No midwives came to see us. A snotty auxillary told us that we wouldn't be allowed home til feeding established. The window was wide open and it was freezing (he was born in March). I kept closing the curtains to try and sleep - they kept opening them. I had a fluorescent light over my head that I couldn't switch off. I couldn't sleep, and hadn't slept for over 36 hours by then (and had delivered a baby!). The food was dreadful - dried out pizza and chips, with no ketchup, and a tiny pot of jelly. Had I known I was allowed to bring my own food in, I would have sent my husband out for a McDonalds, but nobody told me that.
Eventually, they rang the 8pm gong to tell all the fathers to bugger off and I burst into tears. My husband went and found a midwife and bellowed at her. She was head of delivery, and tried to persuade me to stay in overnight, so I said I would self discharge. Finally, a midwife came round and checked me over (for the first time in over 6 hours) and said that it was totally normal for newborns to sleep after birth, and the paediatrician was wrong. We got home at 10pm and lo! The baby woke up and fed every half hour for the whole night.
Newborns are not easy, but if I'd been allowed home, or to stay on CDS, I would've slept and I would have coped and maybe I wouldn't have had postnatal depression.

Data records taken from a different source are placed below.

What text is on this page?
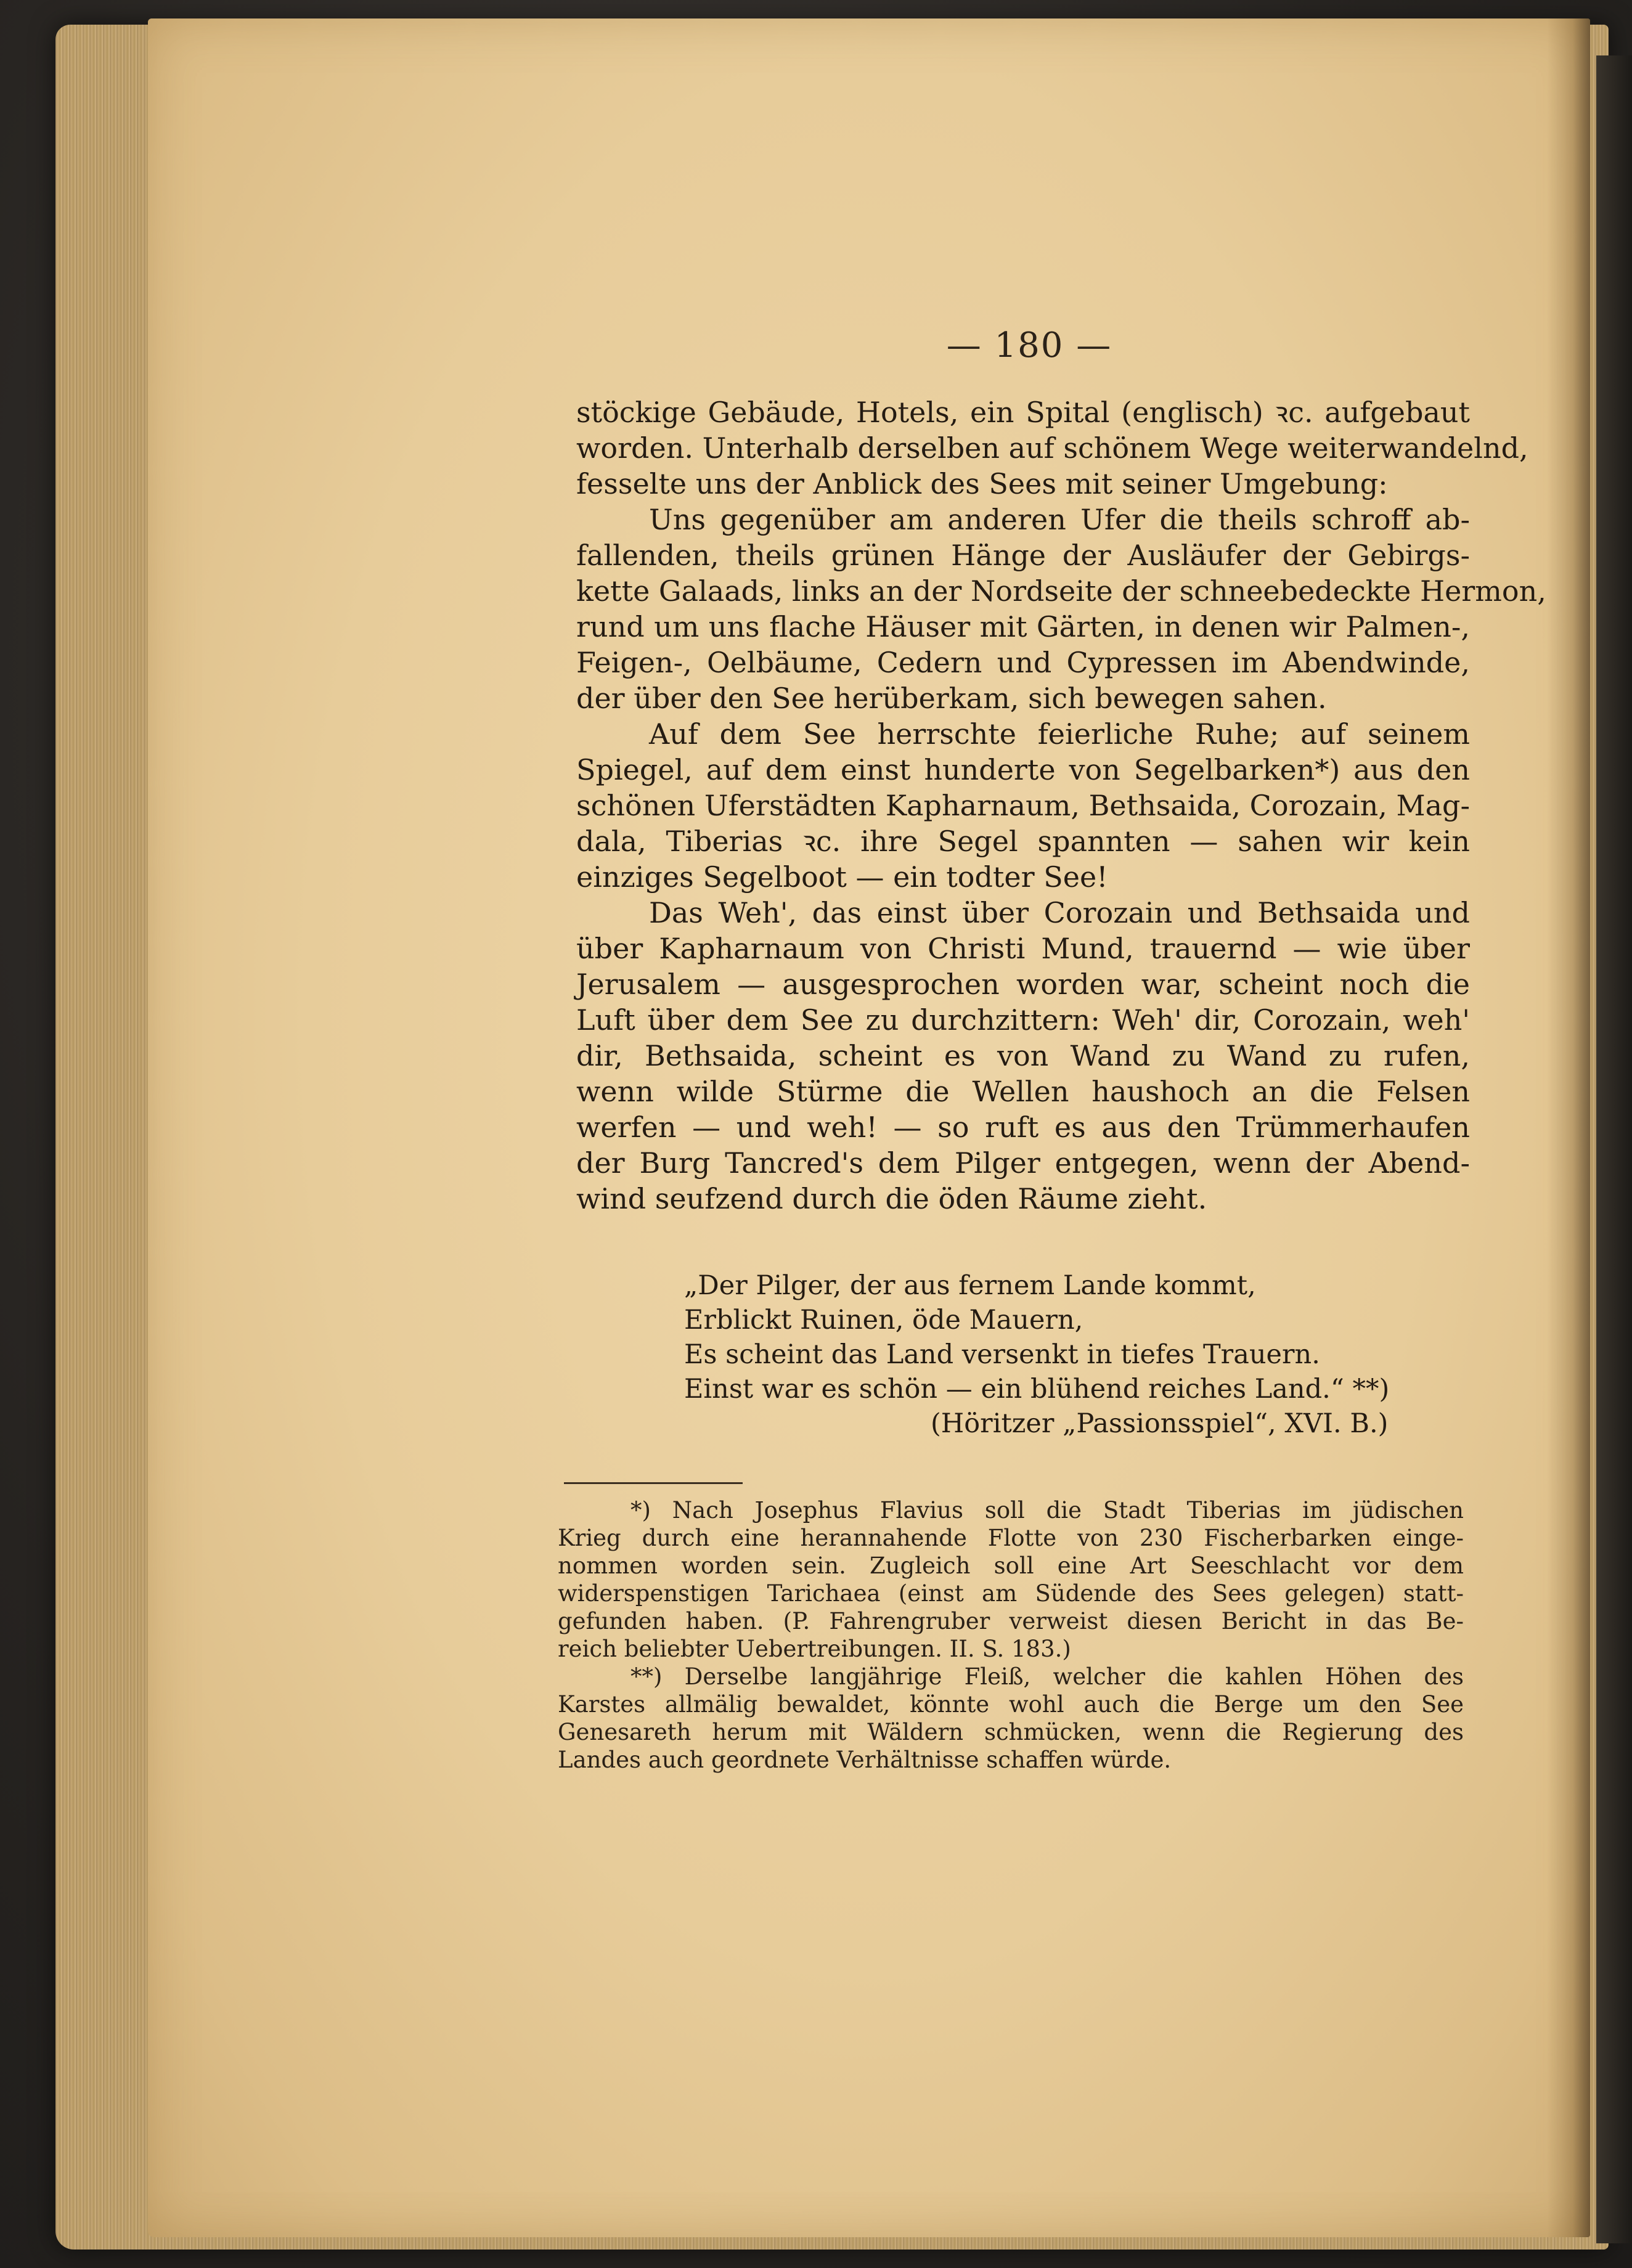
— 180 —
stöckige Gebäude, Hotels, ein Spital (englisch) ꝛc. aufgebaut
worden. Unterhalb derselben auf schönem Wege weiterwandelnd,
fesselte uns der Anblick des Sees mit seiner Umgebung:
Uns gegenüber am anderen Ufer die theils schroff ab-
fallenden, theils grünen Hänge der Ausläufer der Gebirgs-
kette Galaads, links an der Nordseite der schneebedeckte Hermon,
rund um uns flache Häuser mit Gärten, in denen wir Palmen-,
Feigen-, Oelbäume, Cedern und Cypressen im Abendwinde,
der über den See herüberkam, sich bewegen sahen.
Auf dem See herrschte feierliche Ruhe; auf seinem
Spiegel, auf dem einst hunderte von Segelbarken*) aus den
schönen Uferstädten Kapharnaum, Bethsaida, Corozain, Mag-
dala, Tiberias ꝛc. ihre Segel spannten — sahen wir kein
einziges Segelboot — ein todter See!
Das Weh', das einst über Corozain und Bethsaida und
über Kapharnaum von Christi Mund, trauernd — wie über
Jerusalem — ausgesprochen worden war, scheint noch die
Luft über dem See zu durchzittern: Weh' dir, Corozain, weh'
dir, Bethsaida, scheint es von Wand zu Wand zu rufen,
wenn wilde Stürme die Wellen haushoch an die Felsen
werfen — und weh! — so ruft es aus den Trümmerhaufen
der Burg Tancred's dem Pilger entgegen, wenn der Abend-
wind seufzend durch die öden Räume zieht.
„Der Pilger, der aus fernem Lande kommt,
Erblickt Ruinen, öde Mauern,
Es scheint das Land versenkt in tiefes Trauern.
Einst war es schön — ein blühend reiches Land.“ **)
(Höritzer „Passionsspiel“, XVI. B.)
*) Nach Josephus Flavius soll die Stadt Tiberias im jüdischen
Krieg durch eine herannahende Flotte von 230 Fischerbarken einge-
nommen worden sein. Zugleich soll eine Art Seeschlacht vor dem
widerspenstigen Tarichaea (einst am Südende des Sees gelegen) statt-
gefunden haben. (P. Fahrengruber verweist diesen Bericht in das Be-
reich beliebter Uebertreibungen. II. S. 183.)
**) Derselbe langjährige Fleiß, welcher die kahlen Höhen des
Karstes allmälig bewaldet, könnte wohl auch die Berge um den See
Genesareth herum mit Wäldern schmücken, wenn die Regierung des
Landes auch geordnete Verhältnisse schaffen würde.
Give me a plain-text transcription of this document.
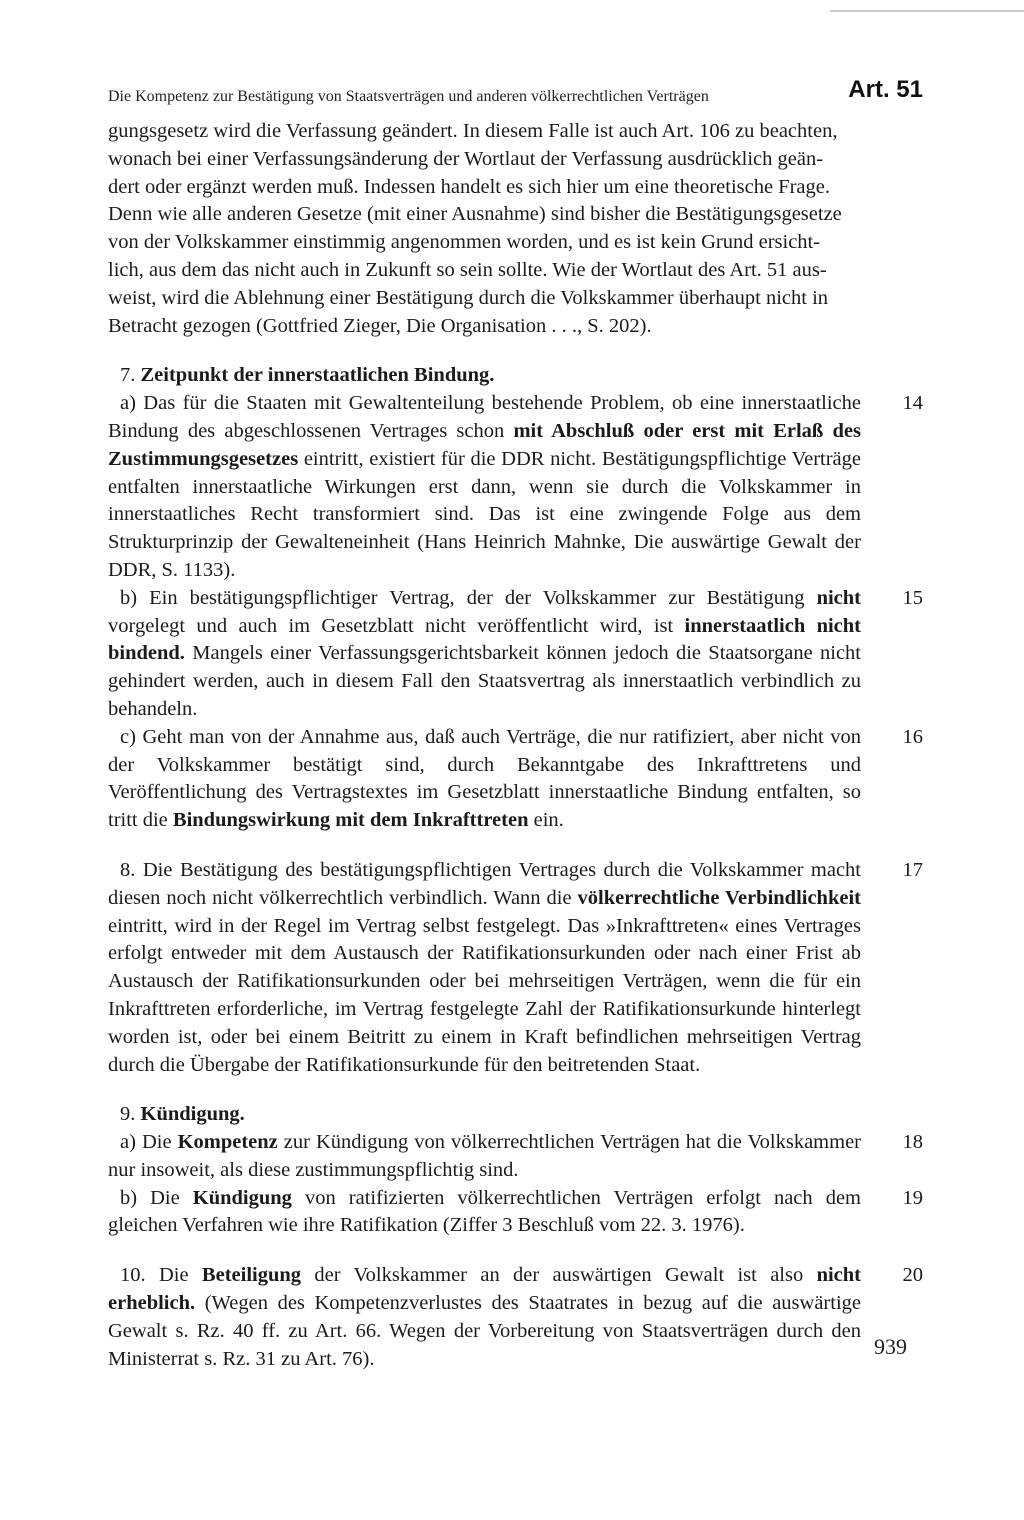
Die Kompetenz zur Bestätigung von Staatsverträgen und anderen völkerrechtlichen Verträgen	Art. 51
gungsgesetz wird die Verfassung geändert. In diesem Falle ist auch Art. 106 zu beachten,
wonach bei einer Verfassungsänderung der Wortlaut der Verfassung ausdrücklich geän-
dert oder ergänzt werden muß. Indessen handelt es sich hier um eine theoretische Frage.
Denn wie alle anderen Gesetze (mit einer Ausnahme) sind bisher die Bestätigungsgesetze
von der Volkskammer einstimmig angenommen worden, und es ist kein Grund ersicht-
lich, aus dem das nicht auch in Zukunft so sein sollte. Wie der Wortlaut des Art. 51 aus-
weist, wird die Ablehnung einer Bestätigung durch die Volkskammer überhaupt nicht in
Betracht gezogen (Gottfried Zieger, Die Organisation . . ., S. 202).
7. Zeitpunkt der innerstaatlichen Bindung.
a) Das für die Staaten mit Gewaltenteilung bestehende Problem, ob eine innerstaatliche Bindung des abgeschlossenen Vertrages schon mit Abschluß oder erst mit Erlaß des Zustimmungsgesetzes eintritt, existiert für die DDR nicht. Bestätigungspflichtige Verträge entfalten innerstaatliche Wirkungen erst dann, wenn sie durch die Volkskammer in innerstaatliches Recht transformiert sind. Das ist eine zwingende Folge aus dem Strukturprinzip der Gewalteneinheit (Hans Heinrich Mahnke, Die auswärtige Gewalt der DDR, S. 1133).
14
b) Ein bestätigungspflichtiger Vertrag, der der Volkskammer zur Bestätigung nicht vorgelegt und auch im Gesetzblatt nicht veröffentlicht wird, ist innerstaatlich nicht bindend. Mangels einer Verfassungsgerichtsbarkeit können jedoch die Staatsorgane nicht gehindert werden, auch in diesem Fall den Staatsvertrag als innerstaatlich verbindlich zu behandeln.
15
c) Geht man von der Annahme aus, daß auch Verträge, die nur ratifiziert, aber nicht von der Volkskammer bestätigt sind, durch Bekanntgabe des Inkrafttretens und Veröffentlichung des Vertragstextes im Gesetzblatt innerstaatliche Bindung entfalten, so tritt die Bindungswirkung mit dem Inkrafttreten ein.
16
8. Die Bestätigung des bestätigungspflichtigen Vertrages durch die Volkskammer macht diesen noch nicht völkerrechtlich verbindlich. Wann die völkerrechtliche Verbindlichkeit eintritt, wird in der Regel im Vertrag selbst festgelegt. Das »Inkrafttreten« eines Vertrages erfolgt entweder mit dem Austausch der Ratifikationsurkunden oder nach einer Frist ab Austausch der Ratifikationsurkunden oder bei mehrseitigen Verträgen, wenn die für ein Inkrafttreten erforderliche, im Vertrag festgelegte Zahl der Ratifikationsurkunde hinterlegt worden ist, oder bei einem Beitritt zu einem in Kraft befindlichen mehrseitigen Vertrag durch die Übergabe der Ratifikationsurkunde für den beitretenden Staat.
17
9. Kündigung.
a) Die Kompetenz zur Kündigung von völkerrechtlichen Verträgen hat die Volkskammer nur insoweit, als diese zustimmungspflichtig sind.
18
b) Die Kündigung von ratifizierten völkerrechtlichen Verträgen erfolgt nach dem gleichen Verfahren wie ihre Ratifikation (Ziffer 3 Beschluß vom 22. 3. 1976).
19
10. Die Beteiligung der Volkskammer an der auswärtigen Gewalt ist also nicht erheblich. (Wegen des Kompetenzverlustes des Staatrates in bezug auf die auswärtige Gewalt s. Rz. 40 ff. zu Art. 66. Wegen der Vorbereitung von Staatsverträgen durch den Ministerrat s. Rz. 31 zu Art. 76).
20
939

The postnatal stay was the reason I had a planned homebirth second time round, and when I had to go into hospital afterwards, I asked to remain on CDS.

My best hospital stay wasn't for me, I was in with my eldest, who was having a tonsillectomy. He had them out in a brand new hospital, with a very well designed children's ward. He was in a four bed bay, designed in a cross shape, rather than 2 facing 2. There was loads of room and toys for him to play with and the whole bay was closed off with a nursing bay and locked door. When he went to theatre, he walked down, rather than go on a huge scary bed. He sat on my knee while they cannulated him and sat and watched when they anaesthetised him. It was nothing like the various general anaesthetics I had as a child, where I was gassed twice because I was hysterical and terrified. I was older than him, and more aware, but being stuck on a huge bed while men fiddle about round your hands and arms and everyone's dressed in scrubs is SCARY. However, he took it like a pro.

My current OU unit is on hospital design, and deisgn really makes a difference. Being treated (or ignored) in an overbright, cold, friendless room when you're feeling weak, battered and emotional is horrible. It's not really treatment at all - any medicinal benefit I was supposed to get from the 'rest' was lost.  I don't class uncomplicated childbirth as something to be overmedicalised: the key to a fast recovery is good food, supportive company, and good quality rest (even if it's in small doses). I got none of these the first time.